Para sair do inferno — a violência que se espalha pelas ruas e que o atinge —,
o narrador cria um mundo independente, com suas próprias normas, rituais,
crenças, superstições. Transporta, assim, a literatura para a própria vida, que
toma a forma inesperada de uma ficção. Ele se deixa guiar por uma figura de
linguagem, a hipálage — expediente retórico que produz uma troca ou
substituição de lugar entre as palavras, funcionando, assim, como um
deslocamento, ou um desvio. "Eu podia provar que, apesar de ser uma figura
de retórica antiga, aquela era a figura do brasileiro", escreve. O que o seduz na
hipálage? Ela mostra "um desajuste entre gramática e lógica e também a
ruptura da linha sintática". Desajuste e ruptura, duas palavras que definem com
precisão não só a figura retórica, mas a aventura do personagem de Altair
Martins. Deslocamento, deslize, desvio.
Sabe que, se escreve sobre objetos externos, escreve, ainda assim, para falar
de si. Pergunta-se: "Estou tentando uma biografia? Nasci, é certo, e ninguém
assumiu minha autoria. Sou um tradutor, mas preciso entender qual é o meu
idioma de chegada". O tradutor é um intermediário, que oferece sua voz a
outro. Lugar, portanto, de um vazio — pois seu principal objetivo é ausentar-se
ao máximo das palavras traduzidas para que outro fale em seu lugar. Pergunta-
se: onde ele mesmo fica em tudo isso? Pensa no pai, "e não é porque creia
que não tive pai", mas é "porque sei que não tive a sensação disso". Conclui:
"Uma ausência-ausência é invenção e é o meu caso". Sobre esta ausência-
ausência — muito diferente da ausência clássica, que ocupa o lugar de uma
presença — o personagem de Altair constrói as linhas de seu território, tendo
compromisso apenas consigo mesmo e mais ninguém. Ao fundar seu próprio
país, chega à estranha conclusão de que "não precisava existir para existir". Há
algo que se aproxime mais da ficção, algo que, a rigor, não existe (presença da
ausência?) e que, no entanto, possui uma força descomunal e uma presença
atordoante?
O personagem de Altair não só escreve poemas, mas funda seu país particular
para sair do inferno (Artaud). Consegue mesmo sair, ou só lhe dá novas e
disfarçadas feições?

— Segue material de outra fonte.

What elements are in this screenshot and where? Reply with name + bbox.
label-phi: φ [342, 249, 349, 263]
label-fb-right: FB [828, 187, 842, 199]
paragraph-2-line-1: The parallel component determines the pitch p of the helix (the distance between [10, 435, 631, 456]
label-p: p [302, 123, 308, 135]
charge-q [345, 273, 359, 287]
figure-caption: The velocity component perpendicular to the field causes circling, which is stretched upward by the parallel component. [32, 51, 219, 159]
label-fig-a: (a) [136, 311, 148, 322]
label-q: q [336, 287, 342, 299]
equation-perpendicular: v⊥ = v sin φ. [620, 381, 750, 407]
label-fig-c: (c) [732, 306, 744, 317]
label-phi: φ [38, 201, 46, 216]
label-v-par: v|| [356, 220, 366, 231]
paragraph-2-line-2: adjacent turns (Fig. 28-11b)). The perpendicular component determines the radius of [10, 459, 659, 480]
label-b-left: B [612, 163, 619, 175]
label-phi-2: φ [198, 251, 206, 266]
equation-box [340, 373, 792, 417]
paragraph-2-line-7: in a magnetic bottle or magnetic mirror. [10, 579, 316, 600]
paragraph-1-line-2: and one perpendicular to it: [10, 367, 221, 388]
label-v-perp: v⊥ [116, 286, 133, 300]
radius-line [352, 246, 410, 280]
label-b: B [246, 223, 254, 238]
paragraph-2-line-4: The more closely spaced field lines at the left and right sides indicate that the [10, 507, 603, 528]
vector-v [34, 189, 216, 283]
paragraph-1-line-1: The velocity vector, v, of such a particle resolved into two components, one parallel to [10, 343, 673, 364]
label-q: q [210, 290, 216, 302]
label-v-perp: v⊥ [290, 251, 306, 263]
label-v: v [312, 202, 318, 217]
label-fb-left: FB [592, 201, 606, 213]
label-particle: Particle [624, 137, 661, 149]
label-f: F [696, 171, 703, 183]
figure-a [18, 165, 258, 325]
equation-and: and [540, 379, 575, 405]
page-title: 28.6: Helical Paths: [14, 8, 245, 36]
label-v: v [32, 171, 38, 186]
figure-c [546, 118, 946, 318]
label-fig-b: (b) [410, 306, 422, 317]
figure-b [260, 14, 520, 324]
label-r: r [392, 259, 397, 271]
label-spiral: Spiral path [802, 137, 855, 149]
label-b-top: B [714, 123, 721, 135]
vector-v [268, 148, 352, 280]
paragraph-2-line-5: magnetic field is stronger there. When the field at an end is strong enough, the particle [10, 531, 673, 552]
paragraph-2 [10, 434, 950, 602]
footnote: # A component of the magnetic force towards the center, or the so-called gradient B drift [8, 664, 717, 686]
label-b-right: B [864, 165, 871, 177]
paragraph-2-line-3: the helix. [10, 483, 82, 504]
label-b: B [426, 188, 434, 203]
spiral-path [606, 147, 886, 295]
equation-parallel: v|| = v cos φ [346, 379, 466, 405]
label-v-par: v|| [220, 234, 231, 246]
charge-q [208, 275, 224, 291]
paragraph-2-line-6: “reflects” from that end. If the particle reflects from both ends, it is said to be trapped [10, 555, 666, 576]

Seus arriscados desvios para chegar a si mesmo
constroem a beleza do romance que lemos. Uma beleza discreta, substantiva,
fanaticamente agarrada aos fatos — ainda que aos fatos ausentes da ficção.
Desvios da ordem banal do mundo e também da boa norma literária, o que
transforma Altair Martins em um dos mais surpreendentes escritores de sua
geração. O que Terra Avulsa, enfim, só vem reafirmar.